Evaluating the potential of alternating phase shift masks using lithography simulation

This paper quantifies the expected gain in the process window of 150nm structures printed with DUV for alt. PSM vs. COG masks and HT PSM. Most of the analysis was performed for dense lines and isolated lines using lithography simulation. Alt. PSM show an increase of dose latitude by 9% and an improved DOF by 0.2 mu m for dense lines. For isolated lines the real advantage is seen in the increase of DOF by 0.7 mu m. Furthermore it will be demonstrated, that alternating PSM can improve the imaging performance of contacts significantly over competitive techniques. Chromeless PSM may push the ultimate resolution limit. However to vary the linewidth three adjacent quartz edges must be used, since two phase edges are instable in defocus. A phase shifting region needs to exceed a minimum width in order to enhance the contrast of the aerial image of the whole feature.
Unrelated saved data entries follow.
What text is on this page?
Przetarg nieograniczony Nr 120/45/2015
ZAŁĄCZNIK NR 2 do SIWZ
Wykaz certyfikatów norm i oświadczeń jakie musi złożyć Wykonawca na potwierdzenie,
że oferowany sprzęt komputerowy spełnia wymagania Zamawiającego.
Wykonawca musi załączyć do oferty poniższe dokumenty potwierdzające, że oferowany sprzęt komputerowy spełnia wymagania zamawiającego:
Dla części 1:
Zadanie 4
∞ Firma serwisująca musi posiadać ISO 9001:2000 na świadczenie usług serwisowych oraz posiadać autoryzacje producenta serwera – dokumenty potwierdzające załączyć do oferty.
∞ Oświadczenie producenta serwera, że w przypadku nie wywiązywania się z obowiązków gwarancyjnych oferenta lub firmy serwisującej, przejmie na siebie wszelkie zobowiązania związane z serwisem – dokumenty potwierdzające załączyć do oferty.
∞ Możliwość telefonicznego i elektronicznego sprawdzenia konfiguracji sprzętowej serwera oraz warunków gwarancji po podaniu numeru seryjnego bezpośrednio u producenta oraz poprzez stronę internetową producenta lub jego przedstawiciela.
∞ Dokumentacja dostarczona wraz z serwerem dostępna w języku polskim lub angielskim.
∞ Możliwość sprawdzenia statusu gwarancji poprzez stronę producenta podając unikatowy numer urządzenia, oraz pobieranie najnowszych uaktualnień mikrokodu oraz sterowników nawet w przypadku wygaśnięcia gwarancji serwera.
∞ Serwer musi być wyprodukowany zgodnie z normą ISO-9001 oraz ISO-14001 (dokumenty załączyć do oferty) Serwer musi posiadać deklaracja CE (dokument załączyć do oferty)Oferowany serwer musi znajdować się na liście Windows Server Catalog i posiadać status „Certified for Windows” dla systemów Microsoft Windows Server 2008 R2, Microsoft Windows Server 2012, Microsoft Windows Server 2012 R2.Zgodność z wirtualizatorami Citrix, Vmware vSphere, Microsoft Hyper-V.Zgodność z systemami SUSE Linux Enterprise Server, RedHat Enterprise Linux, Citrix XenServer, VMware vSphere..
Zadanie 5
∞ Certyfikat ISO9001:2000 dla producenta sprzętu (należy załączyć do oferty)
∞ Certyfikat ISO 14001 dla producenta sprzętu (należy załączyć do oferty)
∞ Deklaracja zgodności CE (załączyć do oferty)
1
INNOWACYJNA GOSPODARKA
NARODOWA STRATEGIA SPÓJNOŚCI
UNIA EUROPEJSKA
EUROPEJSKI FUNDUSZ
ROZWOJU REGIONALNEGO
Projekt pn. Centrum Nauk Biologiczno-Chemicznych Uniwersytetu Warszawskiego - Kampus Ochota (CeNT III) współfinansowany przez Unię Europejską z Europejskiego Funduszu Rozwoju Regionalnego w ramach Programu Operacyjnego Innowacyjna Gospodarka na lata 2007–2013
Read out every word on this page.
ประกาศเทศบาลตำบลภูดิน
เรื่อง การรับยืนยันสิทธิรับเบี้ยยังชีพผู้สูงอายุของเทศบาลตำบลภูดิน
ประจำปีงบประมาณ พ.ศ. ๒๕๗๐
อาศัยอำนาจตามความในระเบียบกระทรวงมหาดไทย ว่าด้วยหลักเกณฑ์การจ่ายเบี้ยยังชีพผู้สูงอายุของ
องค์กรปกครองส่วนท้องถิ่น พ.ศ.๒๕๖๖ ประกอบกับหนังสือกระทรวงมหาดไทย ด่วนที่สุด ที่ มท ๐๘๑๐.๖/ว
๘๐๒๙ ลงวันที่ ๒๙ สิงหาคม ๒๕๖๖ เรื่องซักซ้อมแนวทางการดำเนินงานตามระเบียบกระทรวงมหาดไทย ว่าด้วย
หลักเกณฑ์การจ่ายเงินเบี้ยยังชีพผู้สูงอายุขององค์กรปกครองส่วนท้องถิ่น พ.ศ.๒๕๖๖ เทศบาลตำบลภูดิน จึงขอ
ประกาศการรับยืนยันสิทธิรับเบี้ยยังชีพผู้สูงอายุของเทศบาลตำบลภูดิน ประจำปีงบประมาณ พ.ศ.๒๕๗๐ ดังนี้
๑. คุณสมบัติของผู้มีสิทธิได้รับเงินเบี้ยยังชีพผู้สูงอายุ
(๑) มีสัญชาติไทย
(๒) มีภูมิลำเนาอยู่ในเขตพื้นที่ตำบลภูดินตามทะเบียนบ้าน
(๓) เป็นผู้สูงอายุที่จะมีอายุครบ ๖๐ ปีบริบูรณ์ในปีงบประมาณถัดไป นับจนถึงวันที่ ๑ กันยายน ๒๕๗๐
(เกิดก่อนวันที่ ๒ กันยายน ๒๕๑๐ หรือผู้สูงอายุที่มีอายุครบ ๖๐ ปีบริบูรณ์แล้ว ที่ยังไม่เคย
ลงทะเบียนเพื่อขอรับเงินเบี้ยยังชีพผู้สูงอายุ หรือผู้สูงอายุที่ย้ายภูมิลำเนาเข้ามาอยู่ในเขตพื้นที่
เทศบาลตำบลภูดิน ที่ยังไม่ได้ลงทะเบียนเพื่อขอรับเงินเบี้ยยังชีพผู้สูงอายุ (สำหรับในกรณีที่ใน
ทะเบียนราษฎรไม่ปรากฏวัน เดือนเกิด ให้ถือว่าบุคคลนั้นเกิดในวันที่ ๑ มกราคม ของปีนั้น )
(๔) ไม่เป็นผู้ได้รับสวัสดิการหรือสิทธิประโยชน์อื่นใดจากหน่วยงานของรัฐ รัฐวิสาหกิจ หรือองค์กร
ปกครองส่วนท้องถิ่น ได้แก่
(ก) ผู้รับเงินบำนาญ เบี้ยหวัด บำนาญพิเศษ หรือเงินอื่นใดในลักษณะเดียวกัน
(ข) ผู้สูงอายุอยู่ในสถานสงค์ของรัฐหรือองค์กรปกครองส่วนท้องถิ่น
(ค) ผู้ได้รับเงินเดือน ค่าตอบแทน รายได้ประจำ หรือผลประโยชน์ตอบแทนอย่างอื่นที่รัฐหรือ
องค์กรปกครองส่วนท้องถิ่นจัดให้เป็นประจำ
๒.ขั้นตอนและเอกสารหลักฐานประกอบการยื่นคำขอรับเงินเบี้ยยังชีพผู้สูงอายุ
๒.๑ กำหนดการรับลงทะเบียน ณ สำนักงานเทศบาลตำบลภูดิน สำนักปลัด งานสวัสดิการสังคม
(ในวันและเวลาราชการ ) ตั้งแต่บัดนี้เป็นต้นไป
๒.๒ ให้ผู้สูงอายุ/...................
Experimental data and simulations show that the required minimum phase-shifter width for an isolated line is in the region of 400nm. Simulation and experiment show, that 90 degrees phase edges are very sensitive to defocus and neighbouring patterns. Using a 3D mask simulator, correction values for etch depth and parameters for a lateral underetch were determined in order to achieve intensity balancing for alt. PSM for various feature sizes.